“By the light of the silvery moon" is such a fine time to be in the garden.
The look is quite different from the garden in daylight, and worth considering when you plan your plots. Even full moonlight bathes the garden with only about one-half-millionth as much light as sunlight.
Darkness brings subtle changes in our perceptions of the garden. There's not enough moonlight to activate the color-sensing part in our eyes, so the same garden that is in full color in afternoon is in black and white at night. Not that it is any less appealing: What it lacks in colorful fun it gains in quiet elegance.
Without the distraction of color, mass and form are what catch our attention.
Shrubs that are dense with leaves take on a bold presence at night, joining other amorphous masses. In daylight, those same bushes hardly get a second glance, except when they are in flower.
Walls and trees — every dense, three-dimensional form, in fact — also take on a bold presence in moonlight. Their forms might suggest alien creatures, or guide our eyes or feet along in the dim light.
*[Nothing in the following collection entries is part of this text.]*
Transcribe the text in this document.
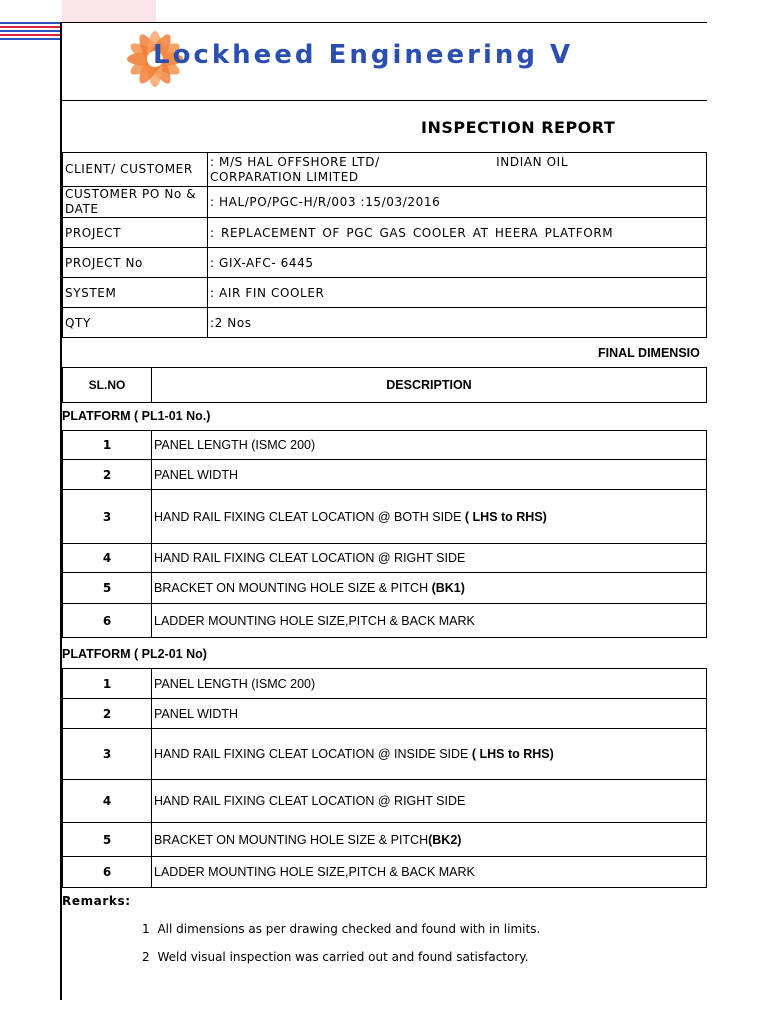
Lockheed Engineering V
INSPECTION REPORT
CLIENT/ CUSTOMER	: M/S HAL OFFSHORE LTD/ INDIAN OIL
CORPARATION LIMITED
CUSTOMER PO No & DATE	: HAL/PO/PGC-H/R/003 :15/03/2016
PROJECT	: REPLACEMENT OF PGC GAS COOLER AT HEERA PLATFORM
PROJECT No	: GIX-AFC- 6445
SYSTEM	: AIR FIN COOLER
QTY	:2 Nos
FINAL DIMENSIO
SL.NO	DESCRIPTION
PLATFORM ( PL1-01 No.)
1	PANEL LENGTH (ISMC 200)
2	PANEL WIDTH
3	HAND RAIL FIXING CLEAT LOCATION @ BOTH SIDE ( LHS to RHS)
4	HAND RAIL FIXING CLEAT LOCATION @ RIGHT SIDE
5	BRACKET ON MOUNTING HOLE SIZE & PITCH (BK1)
6	LADDER MOUNTING HOLE SIZE,PITCH & BACK MARK
PLATFORM ( PL2-01 No)
1	PANEL LENGTH (ISMC 200)
2	PANEL WIDTH
3	HAND RAIL FIXING CLEAT LOCATION @ INSIDE SIDE ( LHS to RHS)
4	HAND RAIL FIXING CLEAT LOCATION @ RIGHT SIDE
5	BRACKET ON MOUNTING HOLE SIZE & PITCH(BK2)
6	LADDER MOUNTING HOLE SIZE,PITCH & BACK MARK
Remarks:
1 All dimensions as per drawing checked and found with in limits.
2 Weld visual inspection was carried out and found satisfactory.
And they might offer an earthbound anchor from night's awesome "big sky."
You won't get this feeling from hybrid tea rose bushes or a few marigolds here and there, both of which brighten the garden by day but fade into the darkness of night.
Apparent sizes change
By day, colors alter our perception of the landscape. The red and orange of flowers such as geranium and canna is so eye-catching that the plants seem to jump toward us. A sedate sweep of blue salvia has the opposite effect, receding into the distance. Now jumble the sunlit scene further with contrasts and harmonies among colors. Whew!
For relief, step out into the moonlit garden and be greeted by serene, static masses. For some reason — perhaps it is the lack of color — everything visible in the moonlit garden seems larger than it does by day. By night, butterfly bushes will seem ready to embrace or envelop from all sides; an arbored entranceway to a vegetable garden feels like it towers overhead at night.
Yes, the night garden does have its flowers. As darkness falls, pale flowers, especially white ones, become more prominent. They seem to emit a soft glow.
Among night's most hauntingly beautiful flowers are those whose pale trumpet shapes attract nocturnal bats and moths. Like these pollinators, some varieties of these flowers — angel's trumpet, cereus and moonflower, for example — open only at night, shyly folding up each morning.
The sweet fragrances of many night bloomers strengthen their allure to bats and moths. The perfumes alone might be sufficient enticement to bring you out into the garden at night, even in the absence of moonlight.